Most of the approximation methods that are considered in this book do satisfy condition (3.2), but an important exception is the Bernstein operator, which is discussed in Chapter 6. Sometimes $X(f)$ is written as $X f$.

The idea of a linear operator is also well known; namely, we define $X$ to be linear if the equation

\[X(\lambda f)=\lambda \boldsymbol{X}(f) \]

holds for all $f \in \mathscr{B}$, where $\lambda$ is any real number, and if the equation

\[\boldsymbol{X}(f+g)=\boldsymbol{X}(f)+\boldsymbol{X}(g) \]

is obtained for all $f \in \mathscr{B}$ and for all $g \in \mathscr{B}$.

最好还是定义一下这些 approximation operator 的 norm.

Also we make frequent use of the norm of an approximation operator. The norm of $X$ is written as $\|X\|$, and it is the smallest real number such that the inequality

\[\|\boldsymbol{X}(f)\| \leqslant\|\boldsymbol{X}\|\|f\| \]

或者可以这样写

\[\|\boldsymbol{X} \| = \sup _{ \|f\| \neq 0} \frac{\|\boldsymbol{X}(f)\| }{\|f\|} \]

这和我们定义矩阵时是类似的. 比如矩阵$A$ 的 norm:

\[\|A \| = \sup _{ \|x\| \neq 0} \frac{\|Ax\| }{\|x\|} \]

关于 norm of approximation operator 的取值问题，可以考虑一个例子.

An example of an approximation operator that is useful because it is easy to apply is as follows. Let $\mathscr{B}$ be the space $\mathscr{C}[0,1]$ of real-valued functions that are continuous on $[0,1]$, and let $\mathscr{A}$ be the linear space $\mathscr{P}_1$ of all real polynomials of degree at most one. Then, in order that the calculation of an approximation to a function $f$ in $\mathscr{R}$ depends on only two function evaluations, we let $p$ be the polynomial in $\mathscr{A}$ that satisfies the interpolation conditions

\[\left.\begin{array}{l} p(0)=f(0) \\ p(1)=f(1) \end{array}\right\} \]

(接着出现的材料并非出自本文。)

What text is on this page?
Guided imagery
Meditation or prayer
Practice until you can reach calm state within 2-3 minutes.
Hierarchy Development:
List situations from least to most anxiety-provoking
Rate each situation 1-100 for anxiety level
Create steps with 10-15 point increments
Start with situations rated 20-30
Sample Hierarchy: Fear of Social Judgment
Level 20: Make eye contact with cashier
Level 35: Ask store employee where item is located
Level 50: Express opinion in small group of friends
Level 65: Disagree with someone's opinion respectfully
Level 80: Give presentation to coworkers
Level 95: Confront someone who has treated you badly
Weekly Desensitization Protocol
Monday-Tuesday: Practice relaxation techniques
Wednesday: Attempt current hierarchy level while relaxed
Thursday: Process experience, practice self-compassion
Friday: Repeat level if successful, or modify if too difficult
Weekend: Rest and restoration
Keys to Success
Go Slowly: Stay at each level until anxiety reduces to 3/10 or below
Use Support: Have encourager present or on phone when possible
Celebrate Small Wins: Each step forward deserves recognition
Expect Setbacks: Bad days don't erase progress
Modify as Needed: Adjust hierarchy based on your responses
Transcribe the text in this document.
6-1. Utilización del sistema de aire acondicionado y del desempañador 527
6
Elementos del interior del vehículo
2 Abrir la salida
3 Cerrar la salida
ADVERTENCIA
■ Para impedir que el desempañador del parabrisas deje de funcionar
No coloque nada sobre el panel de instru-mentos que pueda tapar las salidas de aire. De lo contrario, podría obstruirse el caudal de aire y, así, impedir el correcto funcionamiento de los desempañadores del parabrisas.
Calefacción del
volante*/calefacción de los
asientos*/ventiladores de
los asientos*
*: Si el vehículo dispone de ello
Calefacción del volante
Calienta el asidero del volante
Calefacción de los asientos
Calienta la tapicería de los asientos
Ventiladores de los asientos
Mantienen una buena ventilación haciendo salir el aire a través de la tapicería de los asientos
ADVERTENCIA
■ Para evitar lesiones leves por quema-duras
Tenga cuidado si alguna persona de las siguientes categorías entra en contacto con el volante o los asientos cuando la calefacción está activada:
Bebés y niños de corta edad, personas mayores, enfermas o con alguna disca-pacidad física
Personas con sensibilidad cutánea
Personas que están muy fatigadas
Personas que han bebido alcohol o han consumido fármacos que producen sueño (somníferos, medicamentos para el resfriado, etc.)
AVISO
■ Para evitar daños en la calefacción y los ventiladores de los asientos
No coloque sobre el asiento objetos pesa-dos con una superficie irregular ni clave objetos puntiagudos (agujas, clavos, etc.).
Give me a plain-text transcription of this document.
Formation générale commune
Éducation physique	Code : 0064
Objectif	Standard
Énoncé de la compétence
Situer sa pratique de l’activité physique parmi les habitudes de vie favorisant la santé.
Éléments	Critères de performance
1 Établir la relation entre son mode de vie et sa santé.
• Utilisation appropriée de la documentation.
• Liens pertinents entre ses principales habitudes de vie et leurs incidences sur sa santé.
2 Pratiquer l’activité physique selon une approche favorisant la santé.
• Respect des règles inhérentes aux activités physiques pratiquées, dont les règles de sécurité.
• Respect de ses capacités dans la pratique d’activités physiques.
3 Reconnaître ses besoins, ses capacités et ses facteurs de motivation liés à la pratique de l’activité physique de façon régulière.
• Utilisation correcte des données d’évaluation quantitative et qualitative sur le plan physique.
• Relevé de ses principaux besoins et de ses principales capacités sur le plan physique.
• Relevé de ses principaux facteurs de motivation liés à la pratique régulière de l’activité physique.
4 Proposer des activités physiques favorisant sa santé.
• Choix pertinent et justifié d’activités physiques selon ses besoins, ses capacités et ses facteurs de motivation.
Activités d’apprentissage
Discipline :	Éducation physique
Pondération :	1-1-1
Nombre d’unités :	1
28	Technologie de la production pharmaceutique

Thus $p=X(f)$, where $X$ is a linear projection operator from $\mathscr{B}$ to $\mathscr{A}$.
In order to define the norm of this operator we choose a norm for the space $\mathscr{C}[0,1]$. However, if the 2-norm

\[\|f\|_2=\left\{\int_0^1[f(x)]^2 \mathrm{~d} x\right\}^{\frac{1}{2}}, \quad f \in \mathscr{C}[0,1], \]

is used, we find that the operator $X$ is unbounded, because it is possible for $\|X f\|_2$ to be one when $\|f\|_2$ is arbitrarily small. It is therefore necessary to prefer the $\infty$-norm

\[\|f\|_{\infty}=\max _{0 \leqslant x \leqslant 1}|f(x)|, \quad f \in \mathscr{C}[0,1] \]

when considering approximation operators that are defined by interpolation conditions. In this case, because $p$ is in $\mathscr{P}_1$, equation (3.6) implies the inequality

\[\begin{aligned} \|X(f)\| & =\|p\| \\ & =\max [|p(0)|,|p(1)|] \\ & =\max [|f(0)|,|f(1)|] \\ & \leqslant\|f\|, \quad f \in \mathscr{C}[0,1] . \end{aligned} \]

在这个例子中，我们的 approximation operator 可以理解为把 0 和 1 处，也就是函数的两端进行连线. 可以发现此时 2-norm 可以去到很大，而 inf-norm 是有上确界的.

Lebesgue constants

Theorem 3.1
Let $\mathscr{A}$ be a finite-dimensional linear subspace of a normed linear space $\mathscr{B}$, and let $X$ be a linear operator from $\mathscr{B}$ to $\mathscr{A}$ that satisfies the projection condition (3.2). For any $f$ in $\mathscr{B}$, let $d^*$ be the least distance

\[d^*=\min _{a \in \mathbb{A}}\|f-a\| \]

from $f$ to an element of $\mathscr{A}$. Then the error of the approximation $X(f)$ satisfies the bound

\[\|f-X(f)\| \leqslant[1+\|X\|] d^* \]

在上面我们退而求其次，使用一个满足 projection 和 linearity 的 approximation operator 来进行逼近. 感觉这个逼近的结果和最优点有一段距离，在这里定理3.1 给出了一个上界: 肯定在最优附近的$[1+\|X\|]$范围内.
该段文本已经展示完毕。